Tyga
Kylie Jenner's boyfriend Tyga reportedly paid $50,000 to a woman who had filed a sexual battery case against the rapper in 2013. Reuters/Kevork Djansezian

Kylie Jenner’s boyfriend Tyga is entangled in a legal battle with a woman who has accused the rapper of sexual battery, Radar Online reported. The 25-year-old reportedly offered to pay the woman $50,000 to settle the case and not disclose the matter.

According to court documents, cited by Radar Online, model Allison Brown filed a lawsuit against Tyga and his record label in September 2013 alleging that he “coerced young and impressionable under-age women to pose nude” at a Los Angeles video shoot for his song, “Make It Nasty.” The lawsuit was reportedly settled in December 2014, but details of the settlement have now been revealed in new court documents, according to Radar Online.

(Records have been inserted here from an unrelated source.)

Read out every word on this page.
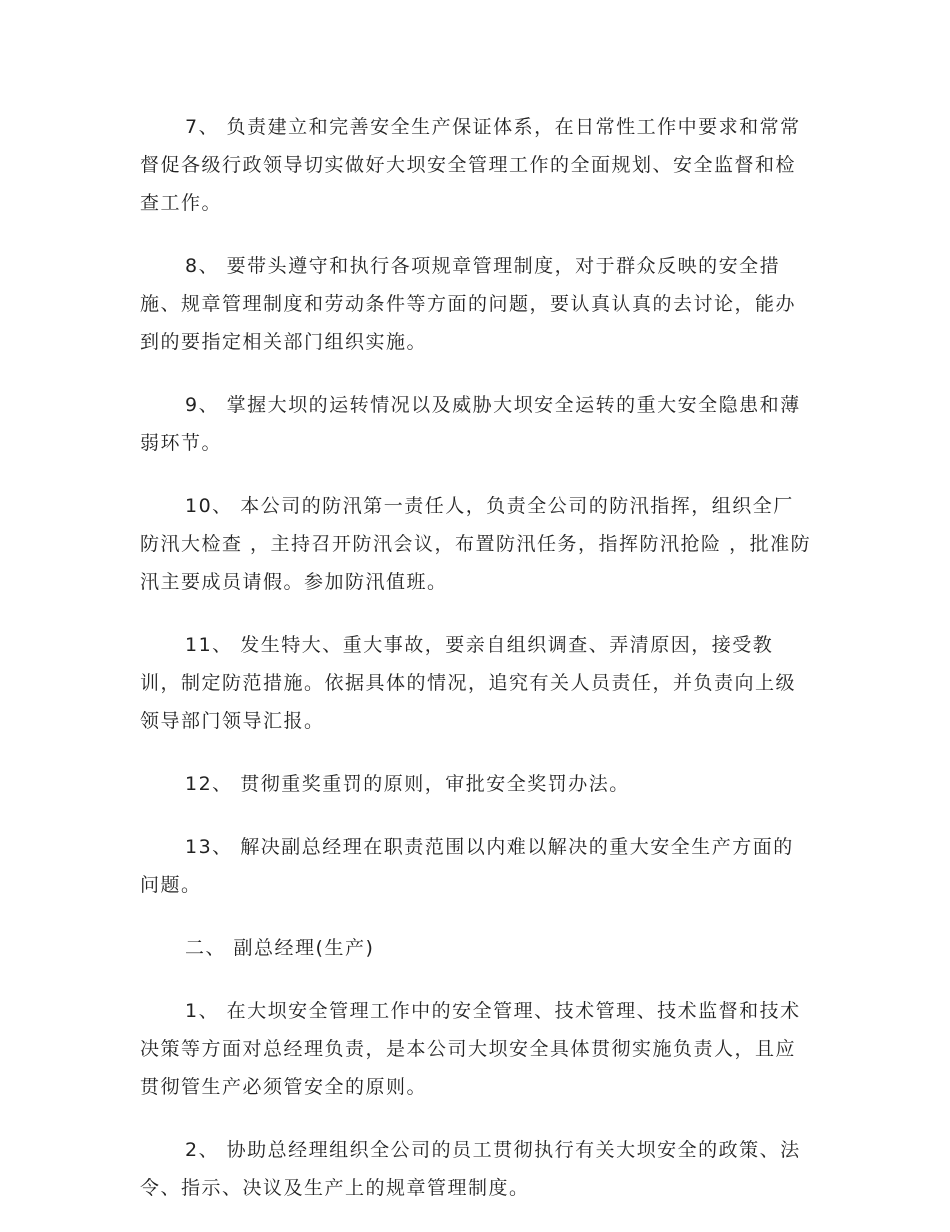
7、 负责建立和完善安全生产保证体系，在日常性工作中要求和常常督促各级行政领导切实做好大坝安全管理工作的全面规划、安全监督和检查工作。

8、 要带头遵守和执行各项规章管理制度，对于群众反映的安全措施、规章管理制度和劳动条件等方面的问题，要认真认真的去讨论，能办到的要指定相关部门组织实施。

9、 掌握大坝的运转情况以及威胁大坝安全运转的重大安全隐患和薄弱环节。

10、 本公司的防汛第一责任人，负责全公司的防汛指挥，组织全厂防汛大检查 ，主持召开防汛会议，布置防汛任务，指挥防汛抢险 ，批准防汛主要成员请假。参加防汛值班。

11、 发生特大、重大事故，要亲自组织调查、弄清原因，接受教训，制定防范措施。依据具体的情况，追究有关人员责任，并负责向上级领导部门领导汇报。

12、 贯彻重奖重罚的原则，审批安全奖罚办法。

13、 解决副总经理在职责范围以内难以解决的重大安全生产方面的问题。

二、 副总经理(生产)

1、 在大坝安全管理工作中的安全管理、技术管理、技术监督和技术决策等方面对总经理负责，是本公司大坝安全具体贯彻实施负责人，且应贯彻管生产必须管安全的原则。

2、 协助总经理组织全公司的员工贯彻执行有关大坝安全的政策、法令、指示、决议及生产上的规章管理制度。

According to the latest court documents, Brown claimed that she received only part of the settlement amount after the legal papers were signed earlier this year.

According to Radar Online, it was unclear if Tyga’s 17-year-old girlfriend was aware of the sexual battery case.

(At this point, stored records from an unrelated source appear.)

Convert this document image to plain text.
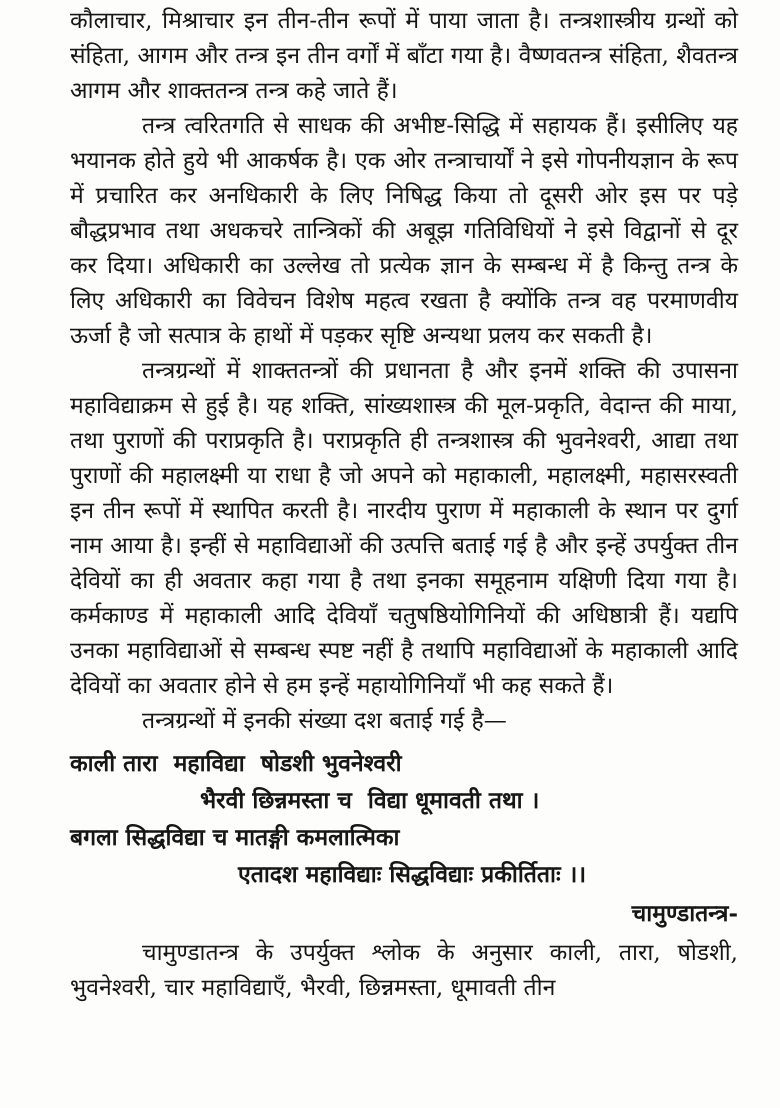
कौलाचार, मिश्राचार इन तीन-तीन रूपों में पाया जाता है। तन्त्रशास्त्रीय ग्रन्थों को संहिता, आगम और तन्त्र इन तीन वर्गों में बाँटा गया है। वैष्णवतन्त्र संहिता, शैवतन्त्र आगम और शाक्ततन्त्र तन्त्र कहे जाते हैं।

तन्त्र त्वरितगति से साधक की अभीष्ट-सिद्धि में सहायक हैं। इसीलिए यह भयानक होते हुये भी आकर्षक है। एक ओर तन्त्राचार्यों ने इसे गोपनीयज्ञान के रूप में प्रचारित कर अनधिकारी के लिए निषिद्ध किया तो दूसरी ओर इस पर पड़े बौद्धप्रभाव तथा अधकचरे तान्त्रिकों की अबूझ गतिविधियों ने इसे विद्वानों से दूर कर दिया। अधिकारी का उल्लेख तो प्रत्येक ज्ञान के सम्बन्ध में है किन्तु तन्त्र के लिए अधिकारी का विवेचन विशेष महत्व रखता है क्योंकि तन्त्र वह परमाणवीय ऊर्जा है जो सत्पात्र के हाथों में पड़कर सृष्टि अन्यथा प्रलय कर सकती है।

तन्त्रग्रन्थों में शाक्ततन्त्रों की प्रधानता है और इनमें शक्ति की उपासना महाविद्याक्रम से हुई है। यह शक्ति, सांख्यशास्त्र की मूल-प्रकृति, वेदान्त की माया, तथा पुराणों की पराप्रकृति है। पराप्रकृति ही तन्त्रशास्त्र की भुवनेश्वरी, आद्या तथा पुराणों की महालक्ष्मी या राधा है जो अपने को महाकाली, महालक्ष्मी, महासरस्वती इन तीन रूपों में स्थापित करती है। नारदीय पुराण में महाकाली के स्थान पर दुर्गा नाम आया है। इन्हीं से महाविद्याओं की उत्पत्ति बताई गई है और इन्हें उपर्युक्त तीन देवियों का ही अवतार कहा गया है तथा इनका समूहनाम यक्षिणी दिया गया है। कर्मकाण्ड में महाकाली आदि देवियाँ चतुषष्ठियोगिनियों की अधिष्ठात्री हैं। यद्यपि उनका महाविद्याओं से सम्बन्ध स्पष्ट नहीं है तथापि महाविद्याओं के महाकाली आदि देवियों का अवतार होने से हम इन्हें महायोगिनियाँ भी कह सकते हैं।

तन्त्रग्रन्थों में इनकी संख्या दश बताई गई है—

काली तारा  महाविद्या  षोडशी भुवनेश्वरी
भैरवी छिन्नमस्ता च  विद्या धूमावती तथा ।
बगला सिद्धविद्या च मातङ्गी कमलात्मिका
एतादश महाविद्याः सिद्धविद्याः प्रकीर्तिताः ।।
चामुण्डातन्त्र-

चामुण्डातन्त्र के उपर्युक्त श्लोक के अनुसार काली, तारा, षोडशी, भुवनेश्वरी, चार महाविद्याएँ, भैरवी, छिन्नमस्ता, धूमावती तीन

Brown claimed in her initial lawsuit that she was “invited to the location of a music video -- a large mansion in the Hollywood Hills -- where she, and a group of similarly situated women [were] served unlimited amounts of alcohol,” according to Radar Online, adding that “the director and the crew members encourage the victim to remove her clothing. Still under the influence of alcohol, the victim is successfully pressured to remove her clothing contingent on the promise that her intimate areas will be ‘edited out'.”

“Defendant Tyga, shirtless, was the centerpiece of the scene, where girls were asked to dance in a sexually suggestive manner on and around him while Tyga’s song ‘Make It Nasty’ was played as background music and Ms. Brown was told to dance with the music,” the complaint reportedly states.

Brown reportedly sought damages for “sexual battery, misappropriation of likeness, invasion of privacy, fraud and deceit, negligent misrepresentation, unfair business practices, intentional infliction of emotional distress.”